Heading into the Southeast Regional in Morgantown, W. Va., on Thursday, Minnesota’s women’s gymnastics team carries with it the sting of last year’s near-miss at the regionals and a vow not to miss another opportunity.
The Gophers finished third in the Southeast Regional last year and missed the NCAA Championships by just .15 points. Arizona State, who earned the second spot in last year’s Southeast Regional, finished ninth in the NCAA meet last year.
Co-coach Meg Stephenson said the disappointment of last year’s regionals has been the driving force behind the 11th-ranked Gophers’ success this season.
“The athletes were so frustrated with their finish last year,” Stephenson said. “They didn’t want to be a bubble team again. They wanted to be at the level of a top-12 team.”
The Gophers travel to Morgantown, seeded second in the region this year behind Alabama, and they must perform to that seed to qualify for the national championships, hosted by the Crimson Tide on April 19th-21st.
Senior MaryAnne Kelley said being seeded second is positive for the Gophers, because it allows them to approach the meet with a different mentality.
“Every year I’ve been here, we’ve been seeded third, and we went in thinking we had to beat a better team to go (to the NCAA Championships),” she said. “This is a new situation for us, but I definitely like the position we’re in.”
Minnesota will be heavily favored to advance, considering the region does not have another team ranked in the top 15 nationally. An average performance from the Gophers should be enough to qualify them for the national championships.
But co-coach Jim Stephenson thinks Minnesota has the ability beat Alabama and win the meet.
“Our plan is to win that meet,” he said. “We know on paper, we perform more difficult gymnastics than they do, and we execute equally well. It should be a great contest.”

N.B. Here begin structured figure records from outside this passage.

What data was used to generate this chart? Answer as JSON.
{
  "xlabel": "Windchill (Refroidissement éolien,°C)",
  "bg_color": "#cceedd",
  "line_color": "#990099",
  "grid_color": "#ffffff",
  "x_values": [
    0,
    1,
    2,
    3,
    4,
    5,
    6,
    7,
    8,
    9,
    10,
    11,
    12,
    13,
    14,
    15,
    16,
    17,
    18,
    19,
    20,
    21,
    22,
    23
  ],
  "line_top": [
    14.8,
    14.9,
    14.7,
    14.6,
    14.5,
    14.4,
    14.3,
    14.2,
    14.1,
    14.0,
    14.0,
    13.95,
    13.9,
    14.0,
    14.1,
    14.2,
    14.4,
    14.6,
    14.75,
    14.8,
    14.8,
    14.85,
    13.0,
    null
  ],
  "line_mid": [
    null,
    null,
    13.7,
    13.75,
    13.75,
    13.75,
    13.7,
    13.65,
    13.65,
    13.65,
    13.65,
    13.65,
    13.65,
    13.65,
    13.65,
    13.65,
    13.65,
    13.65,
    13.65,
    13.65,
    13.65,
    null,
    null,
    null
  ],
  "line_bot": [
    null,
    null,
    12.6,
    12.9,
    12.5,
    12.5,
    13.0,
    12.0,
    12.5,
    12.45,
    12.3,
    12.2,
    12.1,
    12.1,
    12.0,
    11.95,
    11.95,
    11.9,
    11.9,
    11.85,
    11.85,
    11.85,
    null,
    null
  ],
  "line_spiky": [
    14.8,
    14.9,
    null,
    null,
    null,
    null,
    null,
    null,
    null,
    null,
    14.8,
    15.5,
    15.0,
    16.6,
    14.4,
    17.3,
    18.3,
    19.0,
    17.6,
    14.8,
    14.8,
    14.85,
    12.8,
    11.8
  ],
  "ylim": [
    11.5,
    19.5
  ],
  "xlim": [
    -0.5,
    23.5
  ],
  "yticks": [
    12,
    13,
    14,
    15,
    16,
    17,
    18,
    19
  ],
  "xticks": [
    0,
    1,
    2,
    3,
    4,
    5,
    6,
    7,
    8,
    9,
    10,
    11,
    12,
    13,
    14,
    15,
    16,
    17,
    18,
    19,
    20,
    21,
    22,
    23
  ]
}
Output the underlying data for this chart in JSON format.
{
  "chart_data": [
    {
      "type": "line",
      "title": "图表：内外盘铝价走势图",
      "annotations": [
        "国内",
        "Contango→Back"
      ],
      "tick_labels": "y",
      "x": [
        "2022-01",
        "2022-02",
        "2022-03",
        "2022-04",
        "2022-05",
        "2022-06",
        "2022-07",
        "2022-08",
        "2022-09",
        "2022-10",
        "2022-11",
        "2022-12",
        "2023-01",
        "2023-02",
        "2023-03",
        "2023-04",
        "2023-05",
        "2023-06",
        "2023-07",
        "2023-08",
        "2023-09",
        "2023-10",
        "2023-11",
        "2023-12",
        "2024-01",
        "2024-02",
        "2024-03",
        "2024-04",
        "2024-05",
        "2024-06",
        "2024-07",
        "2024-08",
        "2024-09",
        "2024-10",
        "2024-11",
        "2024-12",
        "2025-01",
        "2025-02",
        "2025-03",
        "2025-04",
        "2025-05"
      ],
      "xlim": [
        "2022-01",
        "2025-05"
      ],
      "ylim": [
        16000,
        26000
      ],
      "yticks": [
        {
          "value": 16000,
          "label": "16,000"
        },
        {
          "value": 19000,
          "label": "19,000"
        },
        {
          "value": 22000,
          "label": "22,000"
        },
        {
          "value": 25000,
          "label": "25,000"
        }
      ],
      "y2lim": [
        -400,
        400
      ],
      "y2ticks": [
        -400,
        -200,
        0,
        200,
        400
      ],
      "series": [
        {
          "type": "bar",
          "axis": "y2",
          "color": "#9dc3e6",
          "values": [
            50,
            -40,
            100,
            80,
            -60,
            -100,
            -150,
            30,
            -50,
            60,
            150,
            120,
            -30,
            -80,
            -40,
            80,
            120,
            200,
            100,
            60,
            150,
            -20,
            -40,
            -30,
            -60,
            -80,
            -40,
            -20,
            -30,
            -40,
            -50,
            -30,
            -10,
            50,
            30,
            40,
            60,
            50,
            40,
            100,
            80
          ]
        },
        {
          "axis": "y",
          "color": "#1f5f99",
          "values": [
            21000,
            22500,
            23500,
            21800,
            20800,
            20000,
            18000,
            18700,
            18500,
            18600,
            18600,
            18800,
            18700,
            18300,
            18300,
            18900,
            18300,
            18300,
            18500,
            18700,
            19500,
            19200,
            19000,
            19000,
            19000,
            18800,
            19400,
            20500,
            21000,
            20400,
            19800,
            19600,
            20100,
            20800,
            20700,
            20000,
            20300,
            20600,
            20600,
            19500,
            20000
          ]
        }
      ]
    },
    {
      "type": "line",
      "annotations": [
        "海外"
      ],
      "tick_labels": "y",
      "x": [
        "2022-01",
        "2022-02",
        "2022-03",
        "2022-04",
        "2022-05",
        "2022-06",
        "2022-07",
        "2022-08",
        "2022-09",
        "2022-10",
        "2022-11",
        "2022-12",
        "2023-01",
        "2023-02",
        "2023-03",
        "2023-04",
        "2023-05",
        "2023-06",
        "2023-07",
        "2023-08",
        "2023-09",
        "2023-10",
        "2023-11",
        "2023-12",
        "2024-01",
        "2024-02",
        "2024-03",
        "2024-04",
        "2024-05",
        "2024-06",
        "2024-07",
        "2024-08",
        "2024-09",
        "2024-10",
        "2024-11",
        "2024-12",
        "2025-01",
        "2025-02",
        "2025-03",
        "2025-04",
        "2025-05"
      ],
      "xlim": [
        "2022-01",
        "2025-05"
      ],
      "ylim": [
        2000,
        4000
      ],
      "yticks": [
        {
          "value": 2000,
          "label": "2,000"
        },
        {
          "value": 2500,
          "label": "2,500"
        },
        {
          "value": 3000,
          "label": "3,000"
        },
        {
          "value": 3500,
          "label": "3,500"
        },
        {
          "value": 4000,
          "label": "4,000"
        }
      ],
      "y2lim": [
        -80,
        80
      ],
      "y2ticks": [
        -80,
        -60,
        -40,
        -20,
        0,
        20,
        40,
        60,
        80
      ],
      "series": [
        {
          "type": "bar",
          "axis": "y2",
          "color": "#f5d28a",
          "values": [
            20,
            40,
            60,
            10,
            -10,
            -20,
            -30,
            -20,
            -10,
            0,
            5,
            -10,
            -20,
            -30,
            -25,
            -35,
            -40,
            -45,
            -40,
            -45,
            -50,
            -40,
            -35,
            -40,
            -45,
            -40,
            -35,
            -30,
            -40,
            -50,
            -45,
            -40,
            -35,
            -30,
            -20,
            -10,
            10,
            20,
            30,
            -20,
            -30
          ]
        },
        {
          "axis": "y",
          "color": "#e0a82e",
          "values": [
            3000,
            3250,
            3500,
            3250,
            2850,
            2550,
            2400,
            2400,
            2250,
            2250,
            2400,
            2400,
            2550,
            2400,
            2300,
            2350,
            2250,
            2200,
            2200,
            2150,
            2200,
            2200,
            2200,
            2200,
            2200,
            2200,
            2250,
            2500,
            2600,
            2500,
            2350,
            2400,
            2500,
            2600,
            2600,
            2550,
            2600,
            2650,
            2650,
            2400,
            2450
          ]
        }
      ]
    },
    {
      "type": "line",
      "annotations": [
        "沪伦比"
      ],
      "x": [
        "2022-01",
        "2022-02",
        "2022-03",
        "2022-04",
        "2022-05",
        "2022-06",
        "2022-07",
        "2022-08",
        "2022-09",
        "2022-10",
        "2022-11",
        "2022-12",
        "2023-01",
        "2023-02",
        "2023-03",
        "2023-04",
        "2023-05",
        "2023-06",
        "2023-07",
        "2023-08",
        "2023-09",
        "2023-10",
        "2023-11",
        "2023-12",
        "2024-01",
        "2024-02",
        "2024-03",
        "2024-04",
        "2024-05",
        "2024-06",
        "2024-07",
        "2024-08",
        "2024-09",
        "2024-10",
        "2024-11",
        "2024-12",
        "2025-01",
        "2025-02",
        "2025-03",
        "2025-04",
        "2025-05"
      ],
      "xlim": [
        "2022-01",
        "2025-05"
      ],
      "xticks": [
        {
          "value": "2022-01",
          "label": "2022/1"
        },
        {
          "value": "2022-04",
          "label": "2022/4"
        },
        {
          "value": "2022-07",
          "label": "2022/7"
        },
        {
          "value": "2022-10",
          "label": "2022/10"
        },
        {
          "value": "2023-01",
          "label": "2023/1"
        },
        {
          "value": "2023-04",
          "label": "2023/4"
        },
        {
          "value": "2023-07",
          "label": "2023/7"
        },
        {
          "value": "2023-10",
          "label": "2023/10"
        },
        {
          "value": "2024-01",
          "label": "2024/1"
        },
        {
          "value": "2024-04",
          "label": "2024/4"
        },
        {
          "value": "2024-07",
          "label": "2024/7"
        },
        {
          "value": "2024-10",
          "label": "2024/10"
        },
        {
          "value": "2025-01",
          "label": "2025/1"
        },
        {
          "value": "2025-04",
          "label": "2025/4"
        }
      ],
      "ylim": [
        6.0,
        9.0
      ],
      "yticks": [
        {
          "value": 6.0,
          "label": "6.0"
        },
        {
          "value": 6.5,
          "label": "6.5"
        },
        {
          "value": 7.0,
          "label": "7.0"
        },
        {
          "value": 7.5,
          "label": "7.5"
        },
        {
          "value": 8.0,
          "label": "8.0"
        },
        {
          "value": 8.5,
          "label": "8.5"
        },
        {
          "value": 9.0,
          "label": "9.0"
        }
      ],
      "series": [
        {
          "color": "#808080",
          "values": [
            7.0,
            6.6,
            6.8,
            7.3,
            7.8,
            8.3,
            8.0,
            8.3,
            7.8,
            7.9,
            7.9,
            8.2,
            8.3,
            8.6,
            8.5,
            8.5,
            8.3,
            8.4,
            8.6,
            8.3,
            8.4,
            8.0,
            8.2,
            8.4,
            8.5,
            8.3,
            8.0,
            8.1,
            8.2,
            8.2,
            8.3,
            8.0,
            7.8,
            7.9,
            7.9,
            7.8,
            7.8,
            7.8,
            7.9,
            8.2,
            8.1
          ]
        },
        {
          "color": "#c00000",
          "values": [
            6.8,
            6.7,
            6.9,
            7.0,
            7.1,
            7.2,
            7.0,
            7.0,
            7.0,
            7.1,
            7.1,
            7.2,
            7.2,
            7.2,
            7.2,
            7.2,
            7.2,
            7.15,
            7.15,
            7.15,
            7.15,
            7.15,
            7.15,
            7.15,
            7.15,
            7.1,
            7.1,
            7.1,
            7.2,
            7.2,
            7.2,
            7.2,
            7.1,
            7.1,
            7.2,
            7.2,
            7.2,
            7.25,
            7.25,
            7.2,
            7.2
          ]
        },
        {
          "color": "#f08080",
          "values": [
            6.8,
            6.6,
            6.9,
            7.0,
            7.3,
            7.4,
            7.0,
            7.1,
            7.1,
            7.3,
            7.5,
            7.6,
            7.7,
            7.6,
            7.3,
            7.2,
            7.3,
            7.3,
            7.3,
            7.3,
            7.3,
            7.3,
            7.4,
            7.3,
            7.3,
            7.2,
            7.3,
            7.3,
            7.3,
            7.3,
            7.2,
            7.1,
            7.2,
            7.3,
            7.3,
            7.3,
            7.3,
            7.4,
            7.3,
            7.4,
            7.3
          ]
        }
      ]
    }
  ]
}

In the individual competition, Kelley has a strong chance to qualify for the NCAA Championships in the all-around. She finished fourth in the all-around at the Big Ten Championships and was named Big Ten Gymnast of the Year.
Kelley and sophomore Annie Laatsch are Minnesota’s best bets to qualify for individual events at the national championships. Laatsch won the conference championship on the uneven bars and tied the school record with a 9.95.
Kelley could qualify in several events, most likely the floor exercise and the balance beam. She was an all-conference selection on the floor exercise after scoring a 9.875 at the Big Ten Championships.
After its surprising fourth-place finish at the Big Ten Championships two weeks ago, Minnesota’s men’s gymnastics team will head to Thursday’s NCAA qualifying meet in Norman, Okla., trying to compete in Friday’s national championships for the first time since 1993.
The fifth-ranked Gophers, who finished less than six-tenths of a point out of second in a conference featuring six of the nation’s top eight teams, must finish third or better in Thursday’s qualifier to advance.
And in a region featuring Big Ten and defending national champion Ohio State as well as Big Ten runner-up Michigan and seventh-ranked Iowa, Minnesota’s task won’t be easy.
“If we don’t at least make it to Friday night, it will be a failure,” head coach Fred Roethlisberger said. “We’ve got to beat one of the Big Ten teams. We think we can be the top team in (the qualifier), but we have to perform at a higher level than at Big Tens.”
For the Gophers to qualify for Friday’s national championships, they must avoid the mistakes they have made all season. Minnesota fixed many of its problems on parallel bars and high bar at the Big Ten meet, but miscues on floor exercise and pommel horse – its two best events – cost the team a chance to win.
“We’re the best team in the country on horse, and there’s no reason we shouldn’t be scoring in the (37-point range) there,” said junior Clay Strother, the defending national champion on pommel horse and floor exercise.
Minnesota has not put together a strong meet on all six events at any time this season, which proved to be the Gophers’ downfall at the Big Ten Championships ñ despite a season-high team score. They are capable of beating anyone in the country on pommel horse, floor exercise, and vault, but have major shortcomings on high bar, parallel bars and still rings.
At the Big Ten Championships, the hosting Gophers watched Ohio State, a team without a standout event but also without any weaknesses, dominate a meet filled with missed opportunities and mistakes. Strother said if the Gophers perform up to their ability on their best events while cleaning up their mistakes, they have a chance to beat the Buckeyes.
“It’s very possible we could beat Ohio State,” he said. “We can score in the 217 range if we clean up our mistakes. We really haven’t had a great meet, but we’re barely behind the Big Ten teams.”
Roethlisberger echoed Strother’s sentiments, saying Minnesota “had the most room for improvement of any Big Ten team,” and adding his team could even win a NCAA title with a stellar performance.
“We put too much pressure on ourselves at the end of the Big Ten meet,” he said. “If we stay within ourselves and avoid mistakes, I really feel like we have a chance. Ohio State and Oklahoma are leading the pack, but we have to think we have a chance to win.”